People isn't sure what it wants to be when it grows up, and reactions have been mixed. When our office first got access (it's *sort of* invite only, in that you need to have a 43 Things and/or Places account, and then if someone links to you, you magically can get in), we spent the day (days?) madly adding people we had met or wanted to meet...and then we were done. That's sort of the main thing you can do -- make lists of people you've met, and people you want to meet. Yes, it's a social networking app, but like I said, 43 people doesn't know exactly what it's going to become, I think, which is a similar feeling that Flickr had in the early days.

But I keep coming back, heading straight in to "Hasselhoff" - a sort of dashboard of the latest connections, photos, comments and stories that people have made. Stories are fantastic, and somehow everyone has adopted a very similar tone of righting, that somehow comes from being involved in th 43 universe.

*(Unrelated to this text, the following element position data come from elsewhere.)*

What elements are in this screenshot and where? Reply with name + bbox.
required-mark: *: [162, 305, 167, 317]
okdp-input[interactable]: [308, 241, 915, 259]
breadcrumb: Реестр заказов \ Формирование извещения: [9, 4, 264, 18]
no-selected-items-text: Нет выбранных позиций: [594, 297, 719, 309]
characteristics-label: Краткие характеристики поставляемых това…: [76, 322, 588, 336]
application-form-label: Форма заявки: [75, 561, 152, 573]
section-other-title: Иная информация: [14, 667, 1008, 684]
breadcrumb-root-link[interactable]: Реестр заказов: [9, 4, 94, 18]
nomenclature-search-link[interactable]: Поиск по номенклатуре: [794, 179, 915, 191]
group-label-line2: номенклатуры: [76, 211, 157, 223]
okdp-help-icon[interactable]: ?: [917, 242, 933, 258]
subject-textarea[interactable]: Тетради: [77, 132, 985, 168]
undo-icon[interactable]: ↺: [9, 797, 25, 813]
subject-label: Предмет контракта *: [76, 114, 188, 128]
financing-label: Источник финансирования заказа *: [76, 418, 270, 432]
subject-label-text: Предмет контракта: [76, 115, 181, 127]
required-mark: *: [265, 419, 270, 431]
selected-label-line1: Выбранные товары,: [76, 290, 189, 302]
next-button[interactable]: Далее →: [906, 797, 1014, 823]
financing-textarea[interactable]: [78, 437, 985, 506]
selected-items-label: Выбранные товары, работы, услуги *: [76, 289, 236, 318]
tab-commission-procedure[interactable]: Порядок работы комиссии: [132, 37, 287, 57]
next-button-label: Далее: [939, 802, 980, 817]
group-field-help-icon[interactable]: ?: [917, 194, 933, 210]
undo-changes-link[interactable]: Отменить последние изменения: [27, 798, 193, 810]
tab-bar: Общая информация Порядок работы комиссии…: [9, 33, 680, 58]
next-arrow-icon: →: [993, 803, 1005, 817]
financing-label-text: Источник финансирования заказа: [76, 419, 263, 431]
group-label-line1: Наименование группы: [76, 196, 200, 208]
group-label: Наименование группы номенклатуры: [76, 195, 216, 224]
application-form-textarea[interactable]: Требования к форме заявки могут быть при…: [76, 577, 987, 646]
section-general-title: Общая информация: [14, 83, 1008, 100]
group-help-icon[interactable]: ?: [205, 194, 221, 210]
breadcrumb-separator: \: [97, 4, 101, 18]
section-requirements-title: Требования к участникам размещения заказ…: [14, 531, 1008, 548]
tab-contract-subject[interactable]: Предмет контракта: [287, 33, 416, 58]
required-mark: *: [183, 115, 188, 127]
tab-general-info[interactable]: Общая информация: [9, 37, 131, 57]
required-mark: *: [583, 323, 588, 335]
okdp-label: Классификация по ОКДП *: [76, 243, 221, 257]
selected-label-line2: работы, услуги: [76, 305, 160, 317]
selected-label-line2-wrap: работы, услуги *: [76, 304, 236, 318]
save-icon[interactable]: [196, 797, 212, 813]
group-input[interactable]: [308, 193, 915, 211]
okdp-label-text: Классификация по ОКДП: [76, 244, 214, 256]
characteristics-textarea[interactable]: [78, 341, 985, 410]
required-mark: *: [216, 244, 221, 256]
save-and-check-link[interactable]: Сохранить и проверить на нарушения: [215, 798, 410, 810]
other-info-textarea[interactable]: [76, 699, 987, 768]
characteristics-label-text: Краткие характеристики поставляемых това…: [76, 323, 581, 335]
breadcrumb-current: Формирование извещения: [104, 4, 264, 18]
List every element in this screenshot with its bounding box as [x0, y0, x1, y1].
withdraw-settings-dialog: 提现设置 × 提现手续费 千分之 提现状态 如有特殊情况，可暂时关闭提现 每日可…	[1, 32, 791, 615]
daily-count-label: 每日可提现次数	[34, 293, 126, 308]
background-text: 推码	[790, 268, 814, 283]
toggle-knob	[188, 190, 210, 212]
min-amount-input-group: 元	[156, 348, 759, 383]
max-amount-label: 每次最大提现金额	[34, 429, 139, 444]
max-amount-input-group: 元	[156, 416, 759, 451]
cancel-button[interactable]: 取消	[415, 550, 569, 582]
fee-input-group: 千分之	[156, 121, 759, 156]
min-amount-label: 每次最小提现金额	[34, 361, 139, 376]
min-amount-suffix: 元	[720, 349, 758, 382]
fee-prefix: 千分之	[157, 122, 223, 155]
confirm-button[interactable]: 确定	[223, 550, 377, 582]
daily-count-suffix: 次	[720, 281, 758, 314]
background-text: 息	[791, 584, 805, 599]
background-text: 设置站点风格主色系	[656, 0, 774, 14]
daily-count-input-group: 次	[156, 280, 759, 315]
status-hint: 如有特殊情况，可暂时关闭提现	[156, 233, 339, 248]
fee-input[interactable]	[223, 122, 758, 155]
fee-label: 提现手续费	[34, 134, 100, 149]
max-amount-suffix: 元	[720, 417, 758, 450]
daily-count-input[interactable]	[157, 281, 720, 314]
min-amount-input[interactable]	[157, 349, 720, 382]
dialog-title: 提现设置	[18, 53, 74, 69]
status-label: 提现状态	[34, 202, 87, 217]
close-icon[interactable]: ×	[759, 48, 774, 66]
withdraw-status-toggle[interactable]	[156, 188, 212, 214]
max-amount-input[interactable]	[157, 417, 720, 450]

And the other part I check out is my subscriptions. These are all the people I am connected to, and all the content they are generating across 43 Things, Places, and People. And, it lets me "cheer" any content that lives in that context. But, even more importantly, the Robots have invited the rest of the Internet to come and live in their 43 universe: Flickr accounts are tied in automatically, plus you can add any RSS feed that represents that person.

So, this "river of news" style page mixes in all the micro-content you could wish for, for all your people -- from your Netflix account feed to your Upcoming.org calendar, even so far as the items you're checking out from the Seattle Public Library. I would probably drown under the amount of information flowing through there, but being able to (serendipitously) find out that Eric Rice took a really cool picture of a cat is...great. It makes the world a smaller, more connected place.

And now, let me circle back around to the feedback part. The 43 universe has cheers. It can represent many things in different contexts, but often it's an easy way to say "this is cool", without having to leave a comment. It's a light touch to let other people know that you're hanging out, see what they're doing, and that you dig it/think it's cool.

But I want to "cheers" everything. And I think maybe the Robots and 43 People can let me do that.

So, here's my virtual cheers until such functionality gets built. Erik, this is a great post:

What if ideas are like species in our head. Thinking an idea (or using an idea) (or otherwise incarnating the idea) is like a little animal living its life in the ecosystem of your head.